Car mon âme est comme un berger. Elle appartient à cette catégorie, qui se sent encline à abriter dans ses solides replis ses consoeurs égarées sans doute par le chant de quelque sirène, tant elle a l'habitude de ce dont sont capables le vent et le soleil à l'encontre des voyageurs, comme ce que l'inconfort leur doit, ou la quiétude tranquille du bonheur.

Mon âme les connaît bien. Et bien que constituée d'intangible, informelle, en fait, sans l'être réellement puisque je m'adresse parfois à elle comme à une entité qui vivrait en moi et en investirait le même corps, cette même âme donne sa main aux saisons, pâle, et dont les doigts sont semblables à ces petits poissons rouges qu'on voit parfois dans les mares, et que le reflet blanc des aubépines en fleurs recouvre d'un halo mauve. Alors, saisissant cette paume ouverte comme on relève une nasse, elles marchent avec elle sur les chemins, lesquels rayent le paysage de leurs bandes jaunes, comme s'il s'était agi de la robe vineuse de madame de Guermantes, partitionnée par les vitraux qui traçaient sur elle les rubans poudrés d'or de leurs reflets.

Et cette gardienne garde l'oeil ouvert sur les routes.

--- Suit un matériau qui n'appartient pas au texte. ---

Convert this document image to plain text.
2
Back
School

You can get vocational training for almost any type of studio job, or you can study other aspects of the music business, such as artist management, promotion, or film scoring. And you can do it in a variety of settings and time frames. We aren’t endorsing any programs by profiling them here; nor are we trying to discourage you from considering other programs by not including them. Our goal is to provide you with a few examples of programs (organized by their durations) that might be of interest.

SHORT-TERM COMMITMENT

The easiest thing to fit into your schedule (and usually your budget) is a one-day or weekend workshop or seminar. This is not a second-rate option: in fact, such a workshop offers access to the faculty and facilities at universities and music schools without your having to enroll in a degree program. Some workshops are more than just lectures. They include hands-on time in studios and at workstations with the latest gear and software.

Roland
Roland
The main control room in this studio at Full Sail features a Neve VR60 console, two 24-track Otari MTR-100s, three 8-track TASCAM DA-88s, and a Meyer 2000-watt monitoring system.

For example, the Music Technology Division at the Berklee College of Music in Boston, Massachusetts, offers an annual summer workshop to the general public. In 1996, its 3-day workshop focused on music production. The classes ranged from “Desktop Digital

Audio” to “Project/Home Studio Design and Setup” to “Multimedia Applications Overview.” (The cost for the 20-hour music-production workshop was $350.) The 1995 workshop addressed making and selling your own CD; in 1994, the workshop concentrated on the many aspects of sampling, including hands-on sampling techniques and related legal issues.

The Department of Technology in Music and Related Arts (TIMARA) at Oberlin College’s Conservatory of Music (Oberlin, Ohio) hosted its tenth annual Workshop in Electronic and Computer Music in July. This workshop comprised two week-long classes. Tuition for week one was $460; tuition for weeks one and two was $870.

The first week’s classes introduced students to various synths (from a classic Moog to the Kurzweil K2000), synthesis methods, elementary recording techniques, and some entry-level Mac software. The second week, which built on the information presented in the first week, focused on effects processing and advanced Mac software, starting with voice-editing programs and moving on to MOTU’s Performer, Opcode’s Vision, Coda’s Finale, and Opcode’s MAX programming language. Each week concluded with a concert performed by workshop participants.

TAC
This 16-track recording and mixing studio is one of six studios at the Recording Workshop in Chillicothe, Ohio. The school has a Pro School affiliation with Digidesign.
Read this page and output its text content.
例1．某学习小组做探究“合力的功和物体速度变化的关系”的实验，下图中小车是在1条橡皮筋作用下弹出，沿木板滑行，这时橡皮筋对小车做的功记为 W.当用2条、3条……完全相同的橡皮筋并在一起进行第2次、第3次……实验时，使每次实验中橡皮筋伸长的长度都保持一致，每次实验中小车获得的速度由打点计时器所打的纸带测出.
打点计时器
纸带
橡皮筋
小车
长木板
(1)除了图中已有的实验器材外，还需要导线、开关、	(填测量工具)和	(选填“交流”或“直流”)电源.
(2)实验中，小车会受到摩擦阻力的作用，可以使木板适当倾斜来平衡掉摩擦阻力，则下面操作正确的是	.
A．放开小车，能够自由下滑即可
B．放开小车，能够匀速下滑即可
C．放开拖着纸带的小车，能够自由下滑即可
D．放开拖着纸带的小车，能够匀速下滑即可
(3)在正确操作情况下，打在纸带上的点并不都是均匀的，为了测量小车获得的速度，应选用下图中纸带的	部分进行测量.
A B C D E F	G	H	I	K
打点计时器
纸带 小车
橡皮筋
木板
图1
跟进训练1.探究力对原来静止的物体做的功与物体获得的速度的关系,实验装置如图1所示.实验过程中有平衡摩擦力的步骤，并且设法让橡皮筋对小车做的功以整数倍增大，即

Loin de se disperser, comme aurait pu le croire quelque penseur pour qui la sinuosité de l'esprit n'est qu'une des multiples voies vers la perdition, attentive au troupeau dont elle s'est elle même attribué la responsabilité, elle suit sa voie; c'est à dire celle qu'elle estime lui être dévolue parce qu'étant, de par sa forme et son orientation, la plus à même de la guider vers la zone indistincte du désir, et du non-désir.
Et chaque bête au flanc des montagnes lui semble être une des multiples taches qu'on voit au visage des jeunes filles qui refusent l'ombre, et dont la peau trop rose exhibe les marques de leur faute. Toute la Paix d'une nature que l'homme a temporairement déserté vient alors s'asseoir auprès de moi.

Mais je suis triste, étant par là semblable à ce que notre imagination se représente comme étant un soleil couchant, par la mélancolie dont nous en imprégnons l'image, tant à cause du besoin que nous avons parfois de mettre de la tristesse en toute chose pour justifier notre état d'esprit et le faire ainsi s'accorder aux moindres événements de la journée que par le goût de notre esprit pour les représentations mélodramatiques de nos sentiments intérieurs, et le plaisir que nous avons à les voir figurer dans la réalité.

C'est bien cette émotion qui m'envahit quand le froid monte du fond de la plaine. Et l'on peut sentir alors, la nuit qui entre par la fenêtre, accompagnant l'ombre mauve véhiculée par l'air qui s'est dépouillée peu à peu de ses différentes couleurs au fur et à mesure que la disparition du soleil se faisait plus effective, comme une femme ôte pièce par pièce les atours qu'elle avait revêtu pour séduire l'homme qu'elle aime, et qu'elle voit maintenant s'éloigner puis disparaître au coin de la rue.